Digital currency


Let's see how many of my predictions turn out right. Might take awhile though and perhaps I may have forgotten this post by then heh. Remind me in 2040.

Prediction 1: Digital currencies will first co-exist alongside physical currencies, and then eventually replace it altogether.

Digital currencies are really just the next step in a cashless society. Five years ago, paying everything with mobile only was still a pretty wild idea, it was a pretty revolutionary concept that only has widescale adoption in China. Today, people walk around without their wallets. Transfers are done via paynow, no counting of change required. With things like google pay, even physical credit cards are not essential.

At some point in time, there simply isn't a need for physical cash. If all cash is going to be stored in bank vaults and the only real movement is transaction records, it makes perfect sense for cash to fully become digital. It will take awhile because there will need to be a robust system built to manage this, perhaps leveraging on blockchain similar to cryptocurrencies. It's not just the central banks, financial institutions also must have the capability to manage this new system, and consumers will have to adopt it as well.

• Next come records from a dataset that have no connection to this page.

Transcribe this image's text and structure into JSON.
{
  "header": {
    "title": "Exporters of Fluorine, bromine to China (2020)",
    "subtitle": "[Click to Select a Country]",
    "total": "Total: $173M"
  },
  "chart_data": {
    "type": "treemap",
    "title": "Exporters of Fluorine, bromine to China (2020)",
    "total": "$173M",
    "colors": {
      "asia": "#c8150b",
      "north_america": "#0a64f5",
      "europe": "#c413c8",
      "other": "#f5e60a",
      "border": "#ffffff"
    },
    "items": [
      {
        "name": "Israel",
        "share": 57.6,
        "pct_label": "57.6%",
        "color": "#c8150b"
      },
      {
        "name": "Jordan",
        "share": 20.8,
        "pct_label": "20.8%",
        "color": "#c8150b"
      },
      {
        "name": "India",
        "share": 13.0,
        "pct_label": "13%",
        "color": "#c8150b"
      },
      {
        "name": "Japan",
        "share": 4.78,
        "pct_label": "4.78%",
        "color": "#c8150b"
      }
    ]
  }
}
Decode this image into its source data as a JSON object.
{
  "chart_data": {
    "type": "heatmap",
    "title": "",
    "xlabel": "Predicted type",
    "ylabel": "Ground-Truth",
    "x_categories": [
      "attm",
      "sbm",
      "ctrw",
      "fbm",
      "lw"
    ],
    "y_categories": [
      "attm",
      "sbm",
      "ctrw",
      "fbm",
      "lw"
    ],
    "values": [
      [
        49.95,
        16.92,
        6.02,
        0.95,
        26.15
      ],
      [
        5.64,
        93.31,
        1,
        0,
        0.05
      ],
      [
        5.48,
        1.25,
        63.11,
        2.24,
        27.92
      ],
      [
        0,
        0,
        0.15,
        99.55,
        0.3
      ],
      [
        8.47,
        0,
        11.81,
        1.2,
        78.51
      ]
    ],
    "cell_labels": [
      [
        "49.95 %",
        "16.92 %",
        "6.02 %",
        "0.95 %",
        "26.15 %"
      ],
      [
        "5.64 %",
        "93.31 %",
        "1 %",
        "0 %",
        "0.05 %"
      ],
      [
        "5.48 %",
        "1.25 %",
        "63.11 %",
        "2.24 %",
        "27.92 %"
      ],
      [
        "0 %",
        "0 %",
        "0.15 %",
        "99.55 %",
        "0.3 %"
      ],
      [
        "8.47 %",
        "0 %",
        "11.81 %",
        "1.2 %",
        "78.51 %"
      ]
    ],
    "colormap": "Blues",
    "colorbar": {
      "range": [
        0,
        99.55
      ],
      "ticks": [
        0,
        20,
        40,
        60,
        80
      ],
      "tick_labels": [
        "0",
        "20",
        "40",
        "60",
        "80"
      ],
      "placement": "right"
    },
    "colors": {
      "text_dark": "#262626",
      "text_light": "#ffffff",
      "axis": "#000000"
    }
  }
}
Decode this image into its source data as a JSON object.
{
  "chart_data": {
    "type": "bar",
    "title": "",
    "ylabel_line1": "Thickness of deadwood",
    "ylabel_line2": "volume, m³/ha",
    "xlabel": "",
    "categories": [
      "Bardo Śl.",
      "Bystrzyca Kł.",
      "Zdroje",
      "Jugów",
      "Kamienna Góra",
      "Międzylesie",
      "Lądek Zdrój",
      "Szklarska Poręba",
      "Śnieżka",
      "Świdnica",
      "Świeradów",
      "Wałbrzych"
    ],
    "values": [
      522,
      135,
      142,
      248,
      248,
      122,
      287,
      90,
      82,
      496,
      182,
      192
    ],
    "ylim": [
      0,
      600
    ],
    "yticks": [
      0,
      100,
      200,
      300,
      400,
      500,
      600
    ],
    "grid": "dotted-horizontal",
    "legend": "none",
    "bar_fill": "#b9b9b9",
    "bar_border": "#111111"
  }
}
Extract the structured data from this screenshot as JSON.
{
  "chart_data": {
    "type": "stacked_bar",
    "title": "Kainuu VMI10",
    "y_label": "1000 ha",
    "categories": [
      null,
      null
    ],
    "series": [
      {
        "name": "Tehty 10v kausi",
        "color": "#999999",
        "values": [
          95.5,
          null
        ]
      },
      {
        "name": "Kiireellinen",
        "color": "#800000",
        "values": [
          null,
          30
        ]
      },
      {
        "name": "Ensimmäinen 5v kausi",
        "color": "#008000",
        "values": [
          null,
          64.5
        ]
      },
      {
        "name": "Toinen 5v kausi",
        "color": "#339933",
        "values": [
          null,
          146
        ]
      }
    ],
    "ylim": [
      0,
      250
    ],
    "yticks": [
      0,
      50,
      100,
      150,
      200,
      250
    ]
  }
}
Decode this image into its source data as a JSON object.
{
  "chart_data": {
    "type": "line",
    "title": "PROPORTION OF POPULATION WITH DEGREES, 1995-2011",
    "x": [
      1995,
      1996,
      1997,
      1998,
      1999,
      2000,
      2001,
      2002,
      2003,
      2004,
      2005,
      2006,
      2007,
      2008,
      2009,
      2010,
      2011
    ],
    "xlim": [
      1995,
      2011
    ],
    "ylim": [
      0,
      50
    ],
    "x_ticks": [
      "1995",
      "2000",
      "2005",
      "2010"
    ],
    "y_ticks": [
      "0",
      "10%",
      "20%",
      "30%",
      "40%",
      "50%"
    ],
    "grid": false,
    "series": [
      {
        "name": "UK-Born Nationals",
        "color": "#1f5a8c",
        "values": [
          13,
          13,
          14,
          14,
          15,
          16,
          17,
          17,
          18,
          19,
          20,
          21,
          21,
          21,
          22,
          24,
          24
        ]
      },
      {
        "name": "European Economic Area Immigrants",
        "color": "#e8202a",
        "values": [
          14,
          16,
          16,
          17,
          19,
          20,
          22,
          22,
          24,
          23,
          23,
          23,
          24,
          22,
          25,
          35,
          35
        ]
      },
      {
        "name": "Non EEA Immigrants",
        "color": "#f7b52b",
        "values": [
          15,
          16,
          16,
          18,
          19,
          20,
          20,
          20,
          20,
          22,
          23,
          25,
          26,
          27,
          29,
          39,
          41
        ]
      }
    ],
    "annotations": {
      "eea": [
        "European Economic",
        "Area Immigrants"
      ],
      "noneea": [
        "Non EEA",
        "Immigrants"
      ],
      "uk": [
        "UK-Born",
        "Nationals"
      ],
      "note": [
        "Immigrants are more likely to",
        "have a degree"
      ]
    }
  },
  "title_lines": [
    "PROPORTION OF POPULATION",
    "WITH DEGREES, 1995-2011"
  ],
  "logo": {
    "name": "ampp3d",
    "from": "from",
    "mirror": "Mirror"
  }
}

Unlike cryptocurrencies as we know it today, it will be a regulated system. Money supply will be controlled by governments, and when governments need to exercise monetary policy, instead of physically printing more monies, they simply create new digital dollars. It will be the same as cash today but digital.

Physical cash will still be around as there will be people who still use it (eg. elderly), but it will be smaller and smaller portion until it eventually completely phases out.


Prediction 2: Central banks and institutional banks will evolve but largely play similar roles

Introducing of digital currency will not make banks redundant as the video above might suggest. In fact, I suspect the roles will largely be the same. Central banks will be the regulator and the owner of the ledger. Central banks will have data of all transactions because they own the system that the digital currencies operate on. However, they don't own all the digital cash on it, just like how today all monies are not owned by the central bank.

Institutional banks will no longer need a physical vault to store their cash. They will have a digital vault (aka a giant digital wallet with additional functions). They will continue to perform their functions as they always do, just with digital currency instead of physical.


Prediction 3: A non-governmental currency will eventually become a currency for real

Proponents for cryptocurrency often talk about how it's a system that exists outside of government regulation and speak of it as if that may be a good thing. I disagree. However, I do think that governments too are imperfect, and so there exists a space for a neutral, non-governmental currency.

This is especially the case if digital currencies become the norm, allowing governments to gain access to detailed information. The 'financial surveillance' capability by governments will certainly become a privacy issue. Individuals may be spooked by it, or in certain countries that capability may be an actual threat to human rights.

Distrust in governments due to privacy concerns, as well as general distrust in government when it comes to managing monetary policy may lead to a sizable number of people taking on a non-governmental currency. Similar to how for countries where their own currency has failed, they often adopt another country's currency as the medium of exchange.

I don't know exactly what form this new digital currency would take, but I suppose it would be something in between what a cryptocurrency is like today and the digital currency of the future. There will be some regulation and oversight, but the control governments would have would be similar to the kind of controls any government has over foreign currencies today - rather limited. For this currency to work, there will be a system built into it to automatically allow for greater stability so it becomes a viable medium of exchange. What form that system takes I cannot predict. Off the top of my head, it could be something like a stablecoin, pegged to a basket of other global currencies.

This currency perhaps will remain something niche used only for specific purposes and in certain places. Or it could become the de-facto currency of the world though like how US dollar plays that role today. I don't know what level of influence it would have on the world, I just think it will exist and a sizable number of people will actually use it.


Prediction 4: That cryptocurrency is not bitcoin

Don't think I need to say more about this after my earlier posts about it.

Bitcoin will still be around though. I don't know how much it will be worth, but it will be a speculative asset that is here to stay, simply because people have poured too much into it for it to become completely useless.